Tony Jordan:'And when he wanted to escape his hectic household 'he would simply stroll across his garden 'and into this tunnel which he had specially built 'leading through to his own private wilderness 'on the other side of the road.'
Tony Jordan:He had a gargoyle installed at either end, bought from Italy. One representing comedy, the other tragedy. Kind of says it all.
Tony Jordan:'Comedy and tragedy, 'the twin pillars of Dickens' streaky bacon genius. 'The dark and the light 'that played such a big role in his life.'
Tony Jordan:'So here is Dickens in 1860.' He's the rich successful writer, a celebrity even and living in the house he dreamt of owning when he was a child. You'd think he'd be content, happy maybe.
Tony Jordan:'But Great Expectations doesn't really feel like a book 'written by a happy person.
Tony Jordan:'So I'm trying to get a sense of where Charles Dickens was' when he was writing Great Expectations. What was going on in his life?
Prof. Juliet John:The easiest way to sum it up is he's a little bit all over the place. In his life he was going through probably the most major… Disruption, emotionally and psychologically, that he'd ever been through.
Prof. Juliet John:In 1858 he publicly separated from his wife. At the same time, he was almost definitely having an affair with a much younger actress which he worked very, very hard to keep quiet and he would actually rent houses under false names a little bit like Dickens' characters names to keep her there.
Prof. Juliet John:He would take her back and forward to France. There were rumours that she had a termination of a pregnancy. All of this was done without the public's knowledge.
Tony Jordan:And can you see any of this domestic turmoil in the book?
Prof. Juliet John:Oh absolutely. Pip has this absolute life-long infatuation with Estella whose name, echoes the sounds of his real-life lover Ellen Turnen. You have the 'E's the 'L's Estella, as her name suggests, it means star, his kind of, ice maiden. Ellen also was rumoured to be not quite as passionate about Dickens as he was about her.
Prof. Juliet John:For him, she was the be all and end all for her we don't know. So I think a lot of this is written into Great Expectations.

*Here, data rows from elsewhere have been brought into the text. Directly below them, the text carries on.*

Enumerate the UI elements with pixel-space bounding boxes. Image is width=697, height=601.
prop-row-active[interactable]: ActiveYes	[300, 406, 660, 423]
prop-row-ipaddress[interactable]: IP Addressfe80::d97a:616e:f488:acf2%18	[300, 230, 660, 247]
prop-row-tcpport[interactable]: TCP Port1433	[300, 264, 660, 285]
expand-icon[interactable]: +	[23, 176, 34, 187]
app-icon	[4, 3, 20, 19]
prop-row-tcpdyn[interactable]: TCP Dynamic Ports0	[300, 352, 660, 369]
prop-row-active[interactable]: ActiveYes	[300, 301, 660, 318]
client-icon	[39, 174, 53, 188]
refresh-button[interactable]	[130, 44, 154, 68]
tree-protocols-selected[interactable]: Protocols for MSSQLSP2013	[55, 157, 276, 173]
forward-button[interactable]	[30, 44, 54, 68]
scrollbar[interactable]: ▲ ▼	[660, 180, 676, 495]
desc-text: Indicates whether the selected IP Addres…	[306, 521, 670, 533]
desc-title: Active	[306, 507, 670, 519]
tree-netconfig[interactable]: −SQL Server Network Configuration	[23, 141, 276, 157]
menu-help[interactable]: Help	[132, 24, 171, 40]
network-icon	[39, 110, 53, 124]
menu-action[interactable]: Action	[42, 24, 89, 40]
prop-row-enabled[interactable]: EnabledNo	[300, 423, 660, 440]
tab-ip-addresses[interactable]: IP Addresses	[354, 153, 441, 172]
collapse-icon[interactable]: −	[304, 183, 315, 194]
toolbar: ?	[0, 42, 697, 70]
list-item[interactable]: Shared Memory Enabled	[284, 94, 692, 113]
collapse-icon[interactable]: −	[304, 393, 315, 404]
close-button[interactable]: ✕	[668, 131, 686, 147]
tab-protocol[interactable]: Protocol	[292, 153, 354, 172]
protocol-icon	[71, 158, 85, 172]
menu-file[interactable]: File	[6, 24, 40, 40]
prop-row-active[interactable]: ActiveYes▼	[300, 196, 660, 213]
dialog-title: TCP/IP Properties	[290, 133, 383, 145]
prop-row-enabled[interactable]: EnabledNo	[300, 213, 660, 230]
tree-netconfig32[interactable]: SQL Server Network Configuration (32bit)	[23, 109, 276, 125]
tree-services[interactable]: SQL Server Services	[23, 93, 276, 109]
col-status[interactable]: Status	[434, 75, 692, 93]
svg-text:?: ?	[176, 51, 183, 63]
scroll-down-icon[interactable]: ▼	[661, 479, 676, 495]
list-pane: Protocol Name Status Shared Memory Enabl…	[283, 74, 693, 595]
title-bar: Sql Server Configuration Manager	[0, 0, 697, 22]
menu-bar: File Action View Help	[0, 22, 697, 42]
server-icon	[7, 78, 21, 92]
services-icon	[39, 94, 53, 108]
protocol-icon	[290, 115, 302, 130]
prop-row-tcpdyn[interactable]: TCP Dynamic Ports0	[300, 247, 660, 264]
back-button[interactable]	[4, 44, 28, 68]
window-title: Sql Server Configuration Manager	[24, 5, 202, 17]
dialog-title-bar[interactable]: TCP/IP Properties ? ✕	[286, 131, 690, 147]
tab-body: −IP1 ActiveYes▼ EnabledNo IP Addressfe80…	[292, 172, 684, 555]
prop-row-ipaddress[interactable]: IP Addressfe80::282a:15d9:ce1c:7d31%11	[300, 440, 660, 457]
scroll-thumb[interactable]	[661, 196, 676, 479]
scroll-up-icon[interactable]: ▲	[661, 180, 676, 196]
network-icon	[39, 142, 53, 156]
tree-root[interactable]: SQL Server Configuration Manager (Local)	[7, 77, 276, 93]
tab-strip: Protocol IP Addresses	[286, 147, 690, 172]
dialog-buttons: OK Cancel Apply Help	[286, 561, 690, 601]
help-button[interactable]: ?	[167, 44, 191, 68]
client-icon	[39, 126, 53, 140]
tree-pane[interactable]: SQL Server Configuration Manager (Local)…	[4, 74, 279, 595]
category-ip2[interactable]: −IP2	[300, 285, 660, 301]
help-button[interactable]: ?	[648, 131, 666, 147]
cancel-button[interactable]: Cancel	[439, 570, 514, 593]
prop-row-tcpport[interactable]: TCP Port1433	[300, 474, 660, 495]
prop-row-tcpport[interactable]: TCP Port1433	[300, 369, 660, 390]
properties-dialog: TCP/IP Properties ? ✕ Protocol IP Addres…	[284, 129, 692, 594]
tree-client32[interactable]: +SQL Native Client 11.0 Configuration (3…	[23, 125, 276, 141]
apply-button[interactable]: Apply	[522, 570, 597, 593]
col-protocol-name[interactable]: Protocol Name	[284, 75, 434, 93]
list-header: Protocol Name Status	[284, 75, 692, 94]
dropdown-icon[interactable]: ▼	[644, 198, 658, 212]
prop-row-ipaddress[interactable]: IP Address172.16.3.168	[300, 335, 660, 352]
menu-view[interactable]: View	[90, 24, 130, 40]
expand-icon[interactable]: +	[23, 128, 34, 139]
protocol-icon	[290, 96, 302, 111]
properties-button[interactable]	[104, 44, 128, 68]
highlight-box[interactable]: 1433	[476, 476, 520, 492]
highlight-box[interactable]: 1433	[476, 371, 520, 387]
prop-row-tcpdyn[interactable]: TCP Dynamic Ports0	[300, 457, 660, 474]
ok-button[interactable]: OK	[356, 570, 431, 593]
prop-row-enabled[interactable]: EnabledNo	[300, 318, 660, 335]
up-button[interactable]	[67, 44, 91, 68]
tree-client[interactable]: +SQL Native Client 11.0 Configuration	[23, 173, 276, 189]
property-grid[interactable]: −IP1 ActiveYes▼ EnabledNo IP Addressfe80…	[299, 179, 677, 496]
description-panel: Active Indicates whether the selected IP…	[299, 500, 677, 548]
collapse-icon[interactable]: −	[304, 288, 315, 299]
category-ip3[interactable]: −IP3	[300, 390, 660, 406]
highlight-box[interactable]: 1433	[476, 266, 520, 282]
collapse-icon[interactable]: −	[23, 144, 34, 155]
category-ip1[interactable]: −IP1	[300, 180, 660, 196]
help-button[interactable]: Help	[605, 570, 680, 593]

Tony Jordan:There are certain passages when I feel that although it's Pip talking about Estella, there's times when I feel is this Charles Dickens talking about Ellen Turner.
Prof. Juliet John:Love, generally, isn't Dickens' strong point. He usually makes love humorous or he writes it badly and in Great Expectations we have these incredibly powerful, convincing outpourings of love from Pip to Estella but what we do see is a very different tone in this later novel from the cheerful earlier Dickens -
Prof. Juliet John:quite bleak, quite tortured and I think what's coming through is Dickens still was not happy even though he may have been in an affair but lots of feelings in the novel of frustration, pain, isolation and difficulty.
Tony Jordan:Almost everything I've written has been personal at some level. I suppose I use writing as a kind of therapy to work out problems in my own life through my characters and I think that's exactly what Dickens is doing here.
Tony Jordan:It's clear that he invested something of himself but not just in Pip in both of these characters in the very idea of Pip and Estella.